REDMOND, Wash. — June 16, 2011 — Wild Pockets, a BizSpark One startup, is building the future of open source gaming.
June 15, 2011
Shanna Tellerman, Wild Pockets CEO, and Josh Yelon, Wild Pockets senior engineer, enjoy the success of Game Jam 2009 in Mountain View, Calif., where novice programmers developed game prototypes in just 24 hours.
Shanna Tellerman had no intention of becoming the CEO of a high-tech company. In college, she was intent on pursuing a career in art. It wasn’t until she took a course that combined art and technology at Carnegie Mellon University that she had the idea that she could marry the two fields. While at Carnegie Mellon, Tellerman worked on a project that used video game technology as a training method for first responders in emergency situations. The result was a drag-and-drop user interface that let people set up almost any kind of firefighting scenario. Her solution was so easy to use that it quickly became popular with fire departments across the U.S.
“I saw how easily anyone could use the program,” Tellerman recalls, “and thought maybe there was a bigger idea there.” The result was the creation of a platform that lets people build 3-D content and share it with one another.

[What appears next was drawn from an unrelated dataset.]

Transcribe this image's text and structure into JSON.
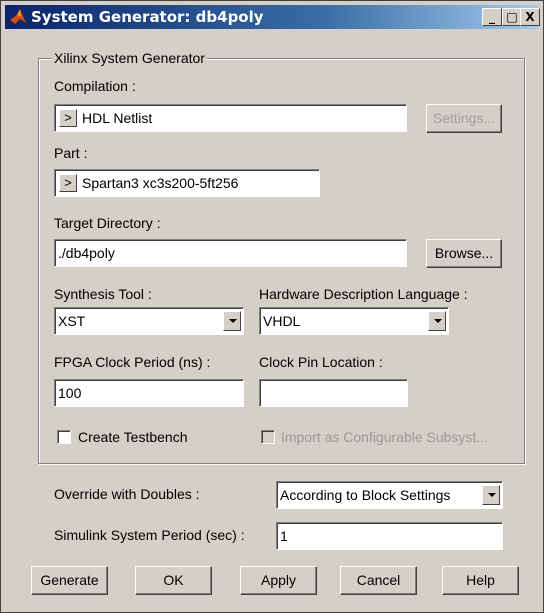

Today, San Francisco-based Wild Pockets provides an open development environment for anyone interested in getting started with 3-D game development or 3-D content creation. Using Microsoft development tools such as Visual Studio, Wild Pockets simplifies the delivery of 3-D content through a Web browser, providing an easy way for developers to create, publish and monetize 3-D games. More than 5,000 game developers have registered with Wild Pockets, with nearly 60 game titles published so far. Hundreds more games are in development.
As with most entrepreneurs, Tellerman sought investors to help her company mature. Through one of her investors she made an early connection with Microsoft. “Relationships are a big part of my success with Wild Pockets,” she says. “It was a ‘wow’ experience for me when I was introduced to the Microsoft BizSpark program. Entrepreneurs don’t usually encounter large companies that just want to help them succeed. Microsoft did just that.”
With Microsoft’s help, Tellerman and the Wild Pockets team created a series of Game Jams — events where small teams compete to create the best video game in 24 hours. Game Jams helped Wild Pockets spread its core message of democratizing game development, and it gave the startup something else: the ability to judge the growth and strength of the Wild Pockets platform.
“Some people had never programmed anything before, so to watch them build prototypes of complete games in just 24 hours was incredible,” says Tellerman. “We took the top games from each Game Jam and continued working with those teams to build them into complete, full-length games.”
Microsoft technologies are central to Wild Pocket’s success. “We’ve always used Microsoft technology for development and to host our services,” says Tellerman. “Microsoft’s strength in gaming is a strong cultural fit for us, and we see a lot of future opportunity driven by the Microsoft relationship.”
Looking ahead, Tellerman sees Xbox 360 and Windows games as prime areas of opportunity for developers. “It’s incredible how accessible game development is today,” says Tellerman. “Anyone — from small teams of just a few people to the largest gaming companies — can develop a game, get it out in the market and have huge success. From Xbox to Facebook to mobile devices, the opportunity to reach new audiences is tremendous.”
Supporting the Next Generation of Entrepreneurs
Future prospects for Wild Pockets aside, Tellerman continues to link back to her graduate project and the concept of helping others through her work. Teaching is a part of her soul in some ways, and she often speaks to women about the opportunities available in the high-tech field.
“There are a lot of reasons why female CEOs are less prevalent than male CEOs,” Tellerman acknowledges. “But the role of women in technology and as entrepreneurs is evolving. I hope that as girls see people like me succeeding in the industry they realize that they can do this too.”
Wild Pockets has built two summer program curricula for high school and middle school students, and numerous community colleges and universities have picked up Wild Pockets as a tool to use in the classroom. “It’s great to see schools teaching game development with our platform. I hadn’t anticipated that Wild Pockets would be used in educational environments.”
Then again, Tellerman never anticipated becoming the CEO of a high-tech company. “There’s a little bit of magic right at the beginning of starting a company when anything is possible. I can’t wait to see where that magic takes us.”